同社の法人向けブランド「MousePro」の創設15周年となる2026年2月には、新たに「法人専用窓口」を開設した。ビジネス知識と経験が豊富なハイパフォーマーを中心に配置することで、ダウンタイムを最小限に抑えたい法人顧客の要望にスピーディーに応えている。
先述の受電率は90%以上を担保しているという。
また、最新テクノロジーの導入も進んでおり、電話応対の音声をリアルタイムで文字化する「音声認識システム」が2025年から稼働中だ。
「音声がリアルタイムで見える化されたことで、SV(スーパーバイザー)がオペレーターの状況を即座に把握して迅速にフォローに入れるようになり、保留時間が大幅に短縮されました。
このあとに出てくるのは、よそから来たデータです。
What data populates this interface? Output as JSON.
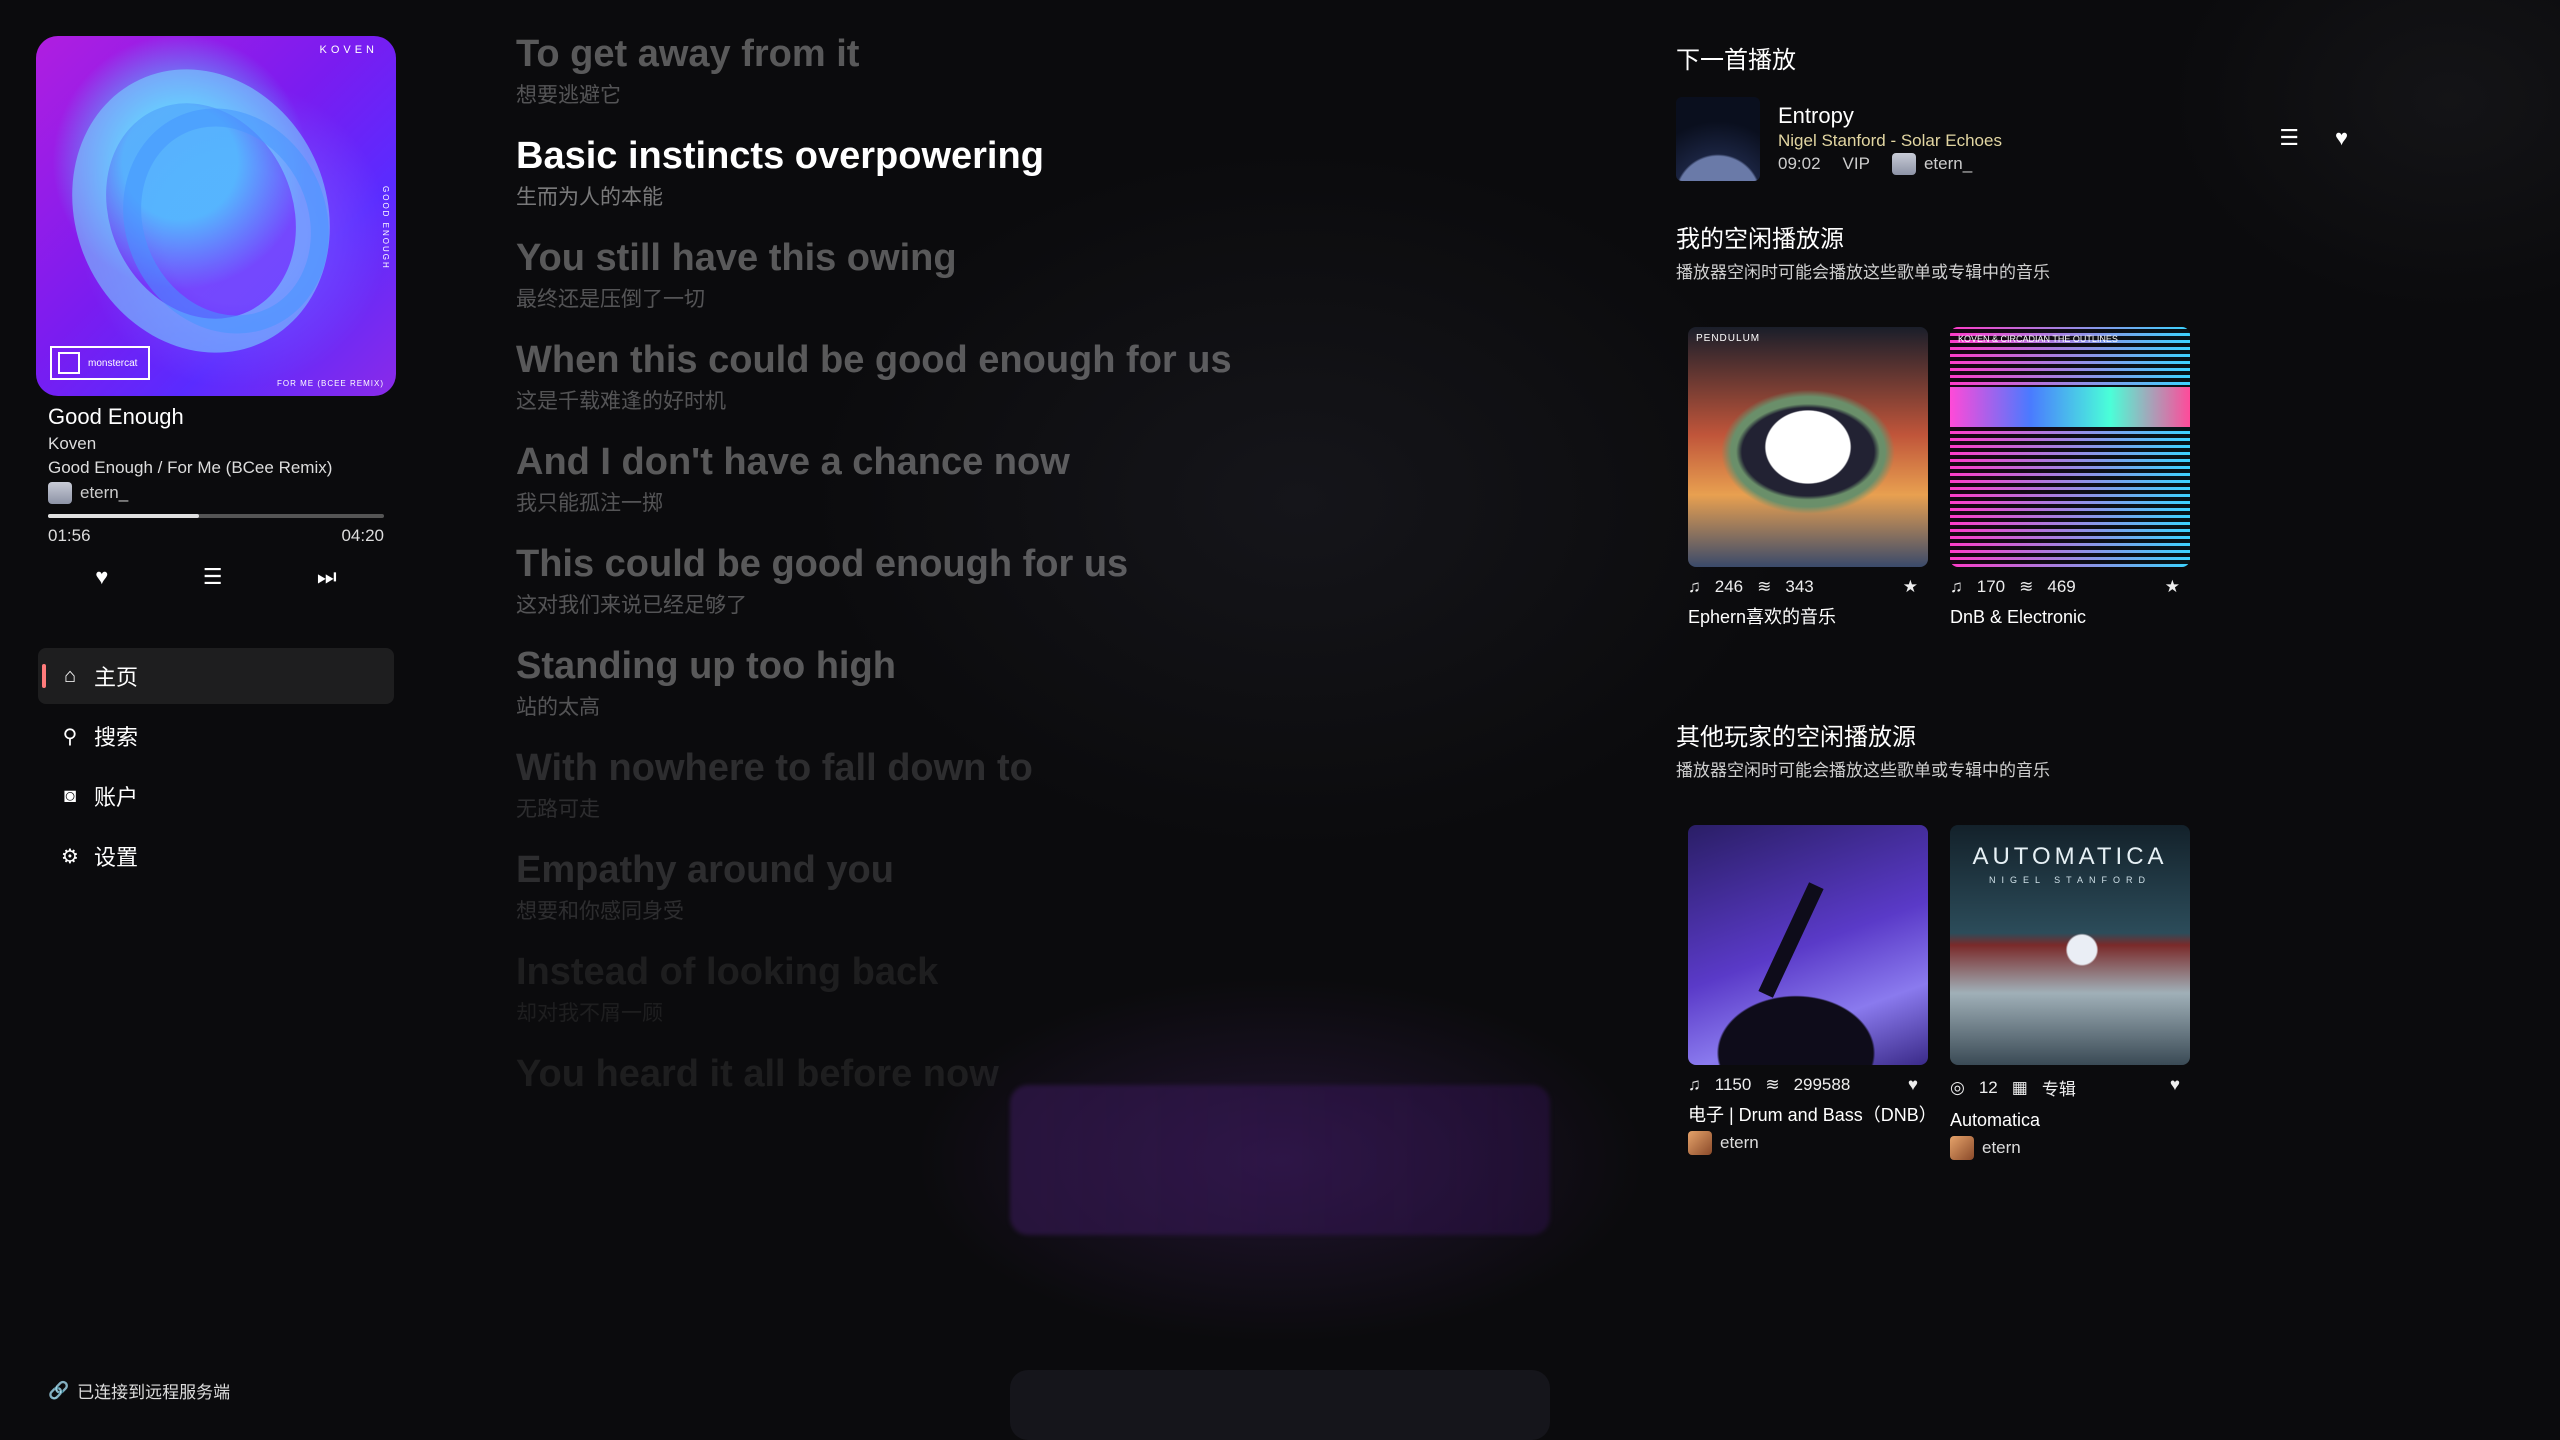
{
  "now_playing": {
    "cover_brand": "KOVEN",
    "cover_badge": "monstercat",
    "cover_sub": "FOR ME (BCEE REMIX)",
    "cover_side": "GOOD ENOUGH",
    "title": "Good Enough",
    "artist": "Koven",
    "album": "Good Enough / For Me (BCee Remix)",
    "user": "etern_",
    "current_time": "01:56",
    "total_time": "04:20",
    "progress": 0.45
  },
  "nav": {
    "home": "主页",
    "search": "搜索",
    "account": "账户",
    "settings": "设置"
  },
  "remote_status": "已连接到远程服务端",
  "lyrics": [
    {
      "en": "To get away from it",
      "zh": "想要逃避它",
      "state": "past"
    },
    {
      "en": "Basic instincts overpowering",
      "zh": "生而为人的本能",
      "state": "active"
    },
    {
      "en": "You still have this owing",
      "zh": "最终还是压倒了一切",
      "state": "next"
    },
    {
      "en": "When this could be good enough for us",
      "zh": "这是千载难逢的好时机",
      "state": "next"
    },
    {
      "en": "And I don't have a chance now",
      "zh": "我只能孤注一掷",
      "state": "next"
    },
    {
      "en": "This could be good enough for us",
      "zh": "这对我们来说已经足够了",
      "state": "next"
    },
    {
      "en": "Standing up too high",
      "zh": "站的太高",
      "state": "next"
    },
    {
      "en": "With nowhere to fall down to",
      "zh": "无路可走",
      "state": "fade"
    },
    {
      "en": "Empathy around you",
      "zh": "想要和你感同身受",
      "state": "fade"
    },
    {
      "en": "Instead of looking back",
      "zh": "却对我不屑一顾",
      "state": "fade2"
    },
    {
      "en": "You heard it all before now",
      "zh": "",
      "state": "fade2"
    }
  ],
  "up_next": {
    "heading": "下一首播放",
    "title": "Entropy",
    "artist": "Nigel Stanford - Solar Echoes",
    "duration": "09:02",
    "quality": "VIP",
    "user": "etern_"
  },
  "my_sources": {
    "heading": "我的空闲播放源",
    "subheading": "播放器空闲时可能会播放这些歌单或专辑中的音乐",
    "items": [
      {
        "cover_label": "PENDULUM",
        "songs": "246",
        "plays": "343",
        "name": "Ephern喜欢的音乐"
      },
      {
        "cover_label": "KOVEN & CIRCADIAN THE OUTLINES",
        "songs": "170",
        "plays": "469",
        "name": "DnB & Electronic"
      }
    ]
  },
  "other_sources": {
    "heading": "其他玩家的空闲播放源",
    "subheading": "播放器空闲时可能会播放这些歌单或专辑中的音乐",
    "items": [
      {
        "songs": "1150",
        "plays": "299588",
        "name": "电子 | Drum and Bass（DNB）",
        "user": "etern"
      },
      {
        "cover_title": "AUTOMATICA",
        "cover_sub": "NIGEL STANFORD",
        "songs": "12",
        "kind": "专辑",
        "name": "Automatica",
        "user": "etern"
      }
    ]
  },
  "colors": {
    "accent": "#ff7b7b",
    "artist_gold": "#e2d6a2",
    "background": "#0b0b0d"
  }
}
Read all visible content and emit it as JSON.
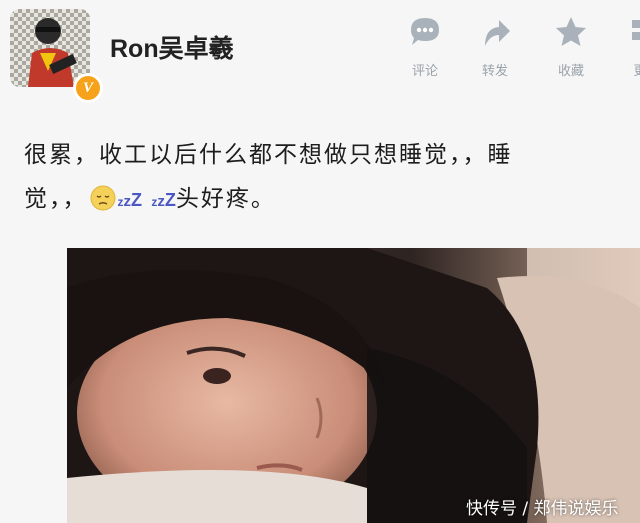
{
  "post": {
    "username": "Ron吴卓羲",
    "verified_badge": "V",
    "text_line1": "很累，收工以后什么都不想做只想睡觉，，睡",
    "text_line2_start": "觉，，",
    "zz_a": [
      "z",
      "z",
      "Z"
    ],
    "zz_b": [
      "z",
      "z",
      "Z"
    ],
    "text_line2_end": "头好疼。",
    "emoji": "pensive-face"
  },
  "actions": [
    {
      "label": "评论",
      "icon": "comment-icon"
    },
    {
      "label": "转发",
      "icon": "repost-icon"
    },
    {
      "label": "收藏",
      "icon": "star-icon"
    },
    {
      "label": "更",
      "icon": "more-icon"
    }
  ],
  "watermark": "快传号 / 郑伟说娱乐",
  "colors": {
    "accent_gray": "#9aa3ab",
    "badge": "#f7a21b",
    "zz_blue": "#4b57c2"
  }
}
また、オペレーター自身も応対記録をまとめる負担が減り、現場からは非常に好評です」(阿利さん)
こちらも平均対応時間が導入前の2024年度比で48秒(約7%)、保留時間も2024年度比で19秒(約26%)短縮されるなど、具体的な数値に表れている。
さらに今後の「AI活用」について、同社はAIに全てを置き換えるのではなく、「人」と「AI」の最適な共存を目指している。
上原さんは「過去の膨大なデータをAIで分析し、お客さまが電話をかける前に、Webやチャットボットなどで自己解決できるような予測や情報発信の仕組みを作っていきたいですね」と展望を語る。今はまさに、データを蓄積しつつ課題の整理や抽出などを行っているそうだ。
飯沼さんも「我々が重視しているのは、人でないとできないサービスは何かを見極めることです。お客さまのニーズは多様化しています。AIを活用した効率化を進めつつも、電話、メール、チャットなど、お客さまにとって最適な選択肢を常に提供し続けるサポート窓口でありたいと考えています」と締めくくった。
製品のスペックだけでなく、「買ってからも安心」という機能を超える価値の提供にこだわるマウスコンピューター。その最前線であるコンタクトセンターは、テクノロジーと人の温かみを融合させながら、今日も休むことなく試行錯誤を重ね、進化を続けている。